Is this implication true? Dependencies don’t chain? If so, disappointing, but then all I have to do is create some from the services to the router.
You can extend this example, and make your services depend on the master.example.com host too. Their local scope allows you to use host.vars.vm_parent similar to the example above.
apply Dependency "vm-service-to-parent-master" to Service {
parent_host_name = host.vars.vm_parent
assign where "generic-vm" in host.templates
}
That way you don’t need to wait for your guest hosts becoming unreachable when the master host goes down. Instead the services will detect their reachability immediately when executing checks.

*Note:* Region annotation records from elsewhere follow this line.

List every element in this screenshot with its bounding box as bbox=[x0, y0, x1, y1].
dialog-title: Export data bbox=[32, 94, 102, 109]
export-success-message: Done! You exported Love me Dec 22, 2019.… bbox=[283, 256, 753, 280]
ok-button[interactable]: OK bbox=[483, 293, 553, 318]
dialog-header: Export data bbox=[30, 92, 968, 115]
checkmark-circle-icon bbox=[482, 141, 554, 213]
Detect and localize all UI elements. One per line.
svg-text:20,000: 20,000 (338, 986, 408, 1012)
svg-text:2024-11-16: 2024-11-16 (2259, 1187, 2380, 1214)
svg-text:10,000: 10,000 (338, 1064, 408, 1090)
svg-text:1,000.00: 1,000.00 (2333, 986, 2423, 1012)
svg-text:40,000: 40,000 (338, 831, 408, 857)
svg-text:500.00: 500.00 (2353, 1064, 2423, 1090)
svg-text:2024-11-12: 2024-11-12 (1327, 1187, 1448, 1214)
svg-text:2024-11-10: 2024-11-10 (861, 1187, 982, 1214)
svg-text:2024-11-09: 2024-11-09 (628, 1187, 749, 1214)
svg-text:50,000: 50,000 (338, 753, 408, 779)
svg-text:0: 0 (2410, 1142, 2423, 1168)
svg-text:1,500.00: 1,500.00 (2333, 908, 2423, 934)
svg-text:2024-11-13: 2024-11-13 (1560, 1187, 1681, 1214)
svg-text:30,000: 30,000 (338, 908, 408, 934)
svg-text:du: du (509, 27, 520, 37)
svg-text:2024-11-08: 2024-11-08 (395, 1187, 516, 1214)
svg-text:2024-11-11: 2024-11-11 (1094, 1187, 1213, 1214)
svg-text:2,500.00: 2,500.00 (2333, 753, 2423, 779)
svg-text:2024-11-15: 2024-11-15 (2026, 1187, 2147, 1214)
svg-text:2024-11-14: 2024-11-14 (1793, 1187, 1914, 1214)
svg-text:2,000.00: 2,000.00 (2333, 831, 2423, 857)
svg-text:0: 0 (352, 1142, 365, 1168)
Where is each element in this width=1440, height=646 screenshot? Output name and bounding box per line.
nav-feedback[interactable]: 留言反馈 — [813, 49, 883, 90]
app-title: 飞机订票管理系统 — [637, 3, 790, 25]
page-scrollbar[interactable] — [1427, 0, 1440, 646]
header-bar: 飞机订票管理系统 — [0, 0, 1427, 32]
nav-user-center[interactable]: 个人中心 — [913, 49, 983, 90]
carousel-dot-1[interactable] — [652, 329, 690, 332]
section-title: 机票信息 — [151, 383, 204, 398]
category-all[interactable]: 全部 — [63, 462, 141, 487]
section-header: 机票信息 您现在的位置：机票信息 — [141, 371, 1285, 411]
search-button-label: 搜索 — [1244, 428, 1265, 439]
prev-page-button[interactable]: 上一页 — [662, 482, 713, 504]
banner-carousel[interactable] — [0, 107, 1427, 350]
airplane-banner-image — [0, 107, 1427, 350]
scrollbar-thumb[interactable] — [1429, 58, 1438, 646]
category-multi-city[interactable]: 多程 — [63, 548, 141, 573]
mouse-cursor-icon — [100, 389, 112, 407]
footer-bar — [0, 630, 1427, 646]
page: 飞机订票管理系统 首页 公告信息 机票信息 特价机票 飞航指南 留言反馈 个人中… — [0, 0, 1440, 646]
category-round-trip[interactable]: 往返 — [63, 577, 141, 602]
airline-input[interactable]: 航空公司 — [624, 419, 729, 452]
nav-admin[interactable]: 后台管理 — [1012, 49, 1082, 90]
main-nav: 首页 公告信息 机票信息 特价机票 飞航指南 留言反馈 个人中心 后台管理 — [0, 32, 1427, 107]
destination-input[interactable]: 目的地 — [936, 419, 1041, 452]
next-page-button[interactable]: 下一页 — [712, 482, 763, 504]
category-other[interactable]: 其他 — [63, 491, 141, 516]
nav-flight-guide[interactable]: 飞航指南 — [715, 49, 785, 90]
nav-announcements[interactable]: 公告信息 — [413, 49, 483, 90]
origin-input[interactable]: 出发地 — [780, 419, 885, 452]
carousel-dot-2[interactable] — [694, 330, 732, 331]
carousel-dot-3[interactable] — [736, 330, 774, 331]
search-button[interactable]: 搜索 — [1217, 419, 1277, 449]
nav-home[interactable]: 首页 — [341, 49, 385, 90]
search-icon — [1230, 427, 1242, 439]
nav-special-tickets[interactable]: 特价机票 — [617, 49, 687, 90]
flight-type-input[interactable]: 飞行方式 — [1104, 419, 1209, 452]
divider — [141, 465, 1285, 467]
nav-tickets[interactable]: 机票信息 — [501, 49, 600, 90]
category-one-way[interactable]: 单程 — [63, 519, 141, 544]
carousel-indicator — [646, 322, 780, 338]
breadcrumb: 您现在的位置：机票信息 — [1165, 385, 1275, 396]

I created some Dependencies that link a host’s services directly to the router, skipping over the host that it is on. That was successful in quieting Notifications for those services when the router flapped. Now I need to do that across all such services, fortunately most of them lump under NRPE already, and that service to service dependency already works fine.
While I’ve found a workaround, it is disappointing that a service doesn’t automatically mute Notifications when the host it runs on is muted by a host to host(router) dependency.
As mentioned above I added the below text, which, if I read the Docs right, should take care of disabling notifications when the host is in a soft state. Or is there something else I missed? I usually get the router DOWN notification followed immediately, and the next few minutes, by several service timeouts. Sometimes one service timeout comes before the router DOWN, that can be expected just due to random timing.
I also have the router with the shortest retry times, the host slightly longer retry times, and the service longer still. And the same kind of spacing with the times.begin on the notification, router short, host longer, services longest.